Something in the sinewy twists and unforced contours of this Golden Age layout looked just right to Snead’s well-traveled eye. The course, in operation for nearly 80 years, is strong and demanding under all weather conditions and thus always interesting. As with a classic novel, each encounter reveals a nuance missed the last time around.
Any fan who admired Snead’s melodic swing would likewise appreciate the economy and symmetry of the Sonoma Golf Club routing. There are no weak holes, and no outrageously difficult ones. No forced carries or Great Wall of China bunkers. Except for one semi-blind tee shot, every hole unfurls in front of you—no hidden bunkers, all tree and rough lines clearly delineated. The golf course will make an honest call on every club in your bag, demanding an array of shot shapes and trajectories along the way.
The greens are subtle. The facts you’ll have to gather to judge break and speed won’t jump off the putting surface like the roller-coaster dips and swerves we so often see on newer courses. If anything the course goads you to overthink; in its obviousness it is deceptive. Sonoma’s 557-yard 13th, for example, is dead straight. At a glance it is not very complicated, but in fact it makes you sing for your supper. Any birdie on this three-shotter is well earned.
Along with the shotmaking delights there will be rarified winemaking to celebrate. Sonoma finds itself amid one of California’s most fabled wine-growing regions. The Russian River, Carneros Creek and Dry Creek are a few of the area’s better-known locales for viticulture. The broad view from the course is dominated by the Mayacamas Mountains, with part of the Sonoma Range rising to the east and west. Sonoma is believed to be a Miyakmah Indian word for “many moons”—according to local legend the early Indian inhabitants claimed to see the moon rise seven times a night over the series of jagged peaks along the valley’s eastern rim. They blessed it with a name still in use, the Valley of the Moon.
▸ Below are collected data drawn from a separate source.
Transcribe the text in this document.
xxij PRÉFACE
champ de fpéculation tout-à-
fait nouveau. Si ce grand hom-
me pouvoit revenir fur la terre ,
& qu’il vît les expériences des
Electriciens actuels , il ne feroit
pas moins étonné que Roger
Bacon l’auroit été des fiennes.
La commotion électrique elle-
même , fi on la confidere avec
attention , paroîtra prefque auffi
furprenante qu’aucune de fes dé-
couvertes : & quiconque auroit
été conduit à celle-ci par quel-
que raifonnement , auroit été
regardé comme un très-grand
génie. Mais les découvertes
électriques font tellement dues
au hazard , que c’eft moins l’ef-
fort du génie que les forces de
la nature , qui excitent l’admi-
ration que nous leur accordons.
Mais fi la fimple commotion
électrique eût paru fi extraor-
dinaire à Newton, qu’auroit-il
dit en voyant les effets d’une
The course opened for play in 1926 under the California-like name Valley of the Moon Golf & Country Club. As ownership changed it would be retitled Sonoma Golf Course, Sonoma National Golf Club and finally Sonoma Golf Club. The course was designed by an English scholar named Sam Whiting, who in 1921 had resigned as a professor of literature at the University of California at Berkeley to serve as clubmaker and golf professional at the Berkeley Country Club (now Mira Vista).
It might be said that at Sonoma, Whiting transposed the lyricism he once studied in literary works into the aesthetics of gentle mounding, judiciously situated trees and cunningly placed bunkers. The late Robert Muir Graves did some remodeling of Sonoma in 1990, but it consisted mostly of lengthening and resetting fairway bunkers to accommodate modern golf balls and clubs, not to mention exercise regimens. Essentially, the course Sam Whiting produced is very much as it has always been, an exquisitely set gem.
Sonoma Golf Club was for most of its long history a public or resort course open to everyone. In times past it was where chill- and fog-bound San Franciscans went to play in the “winter” months. Today, Sonoma is semi-private, its doors open only to members and guests of the Fairmont Sonoma Mission Inn & Spa.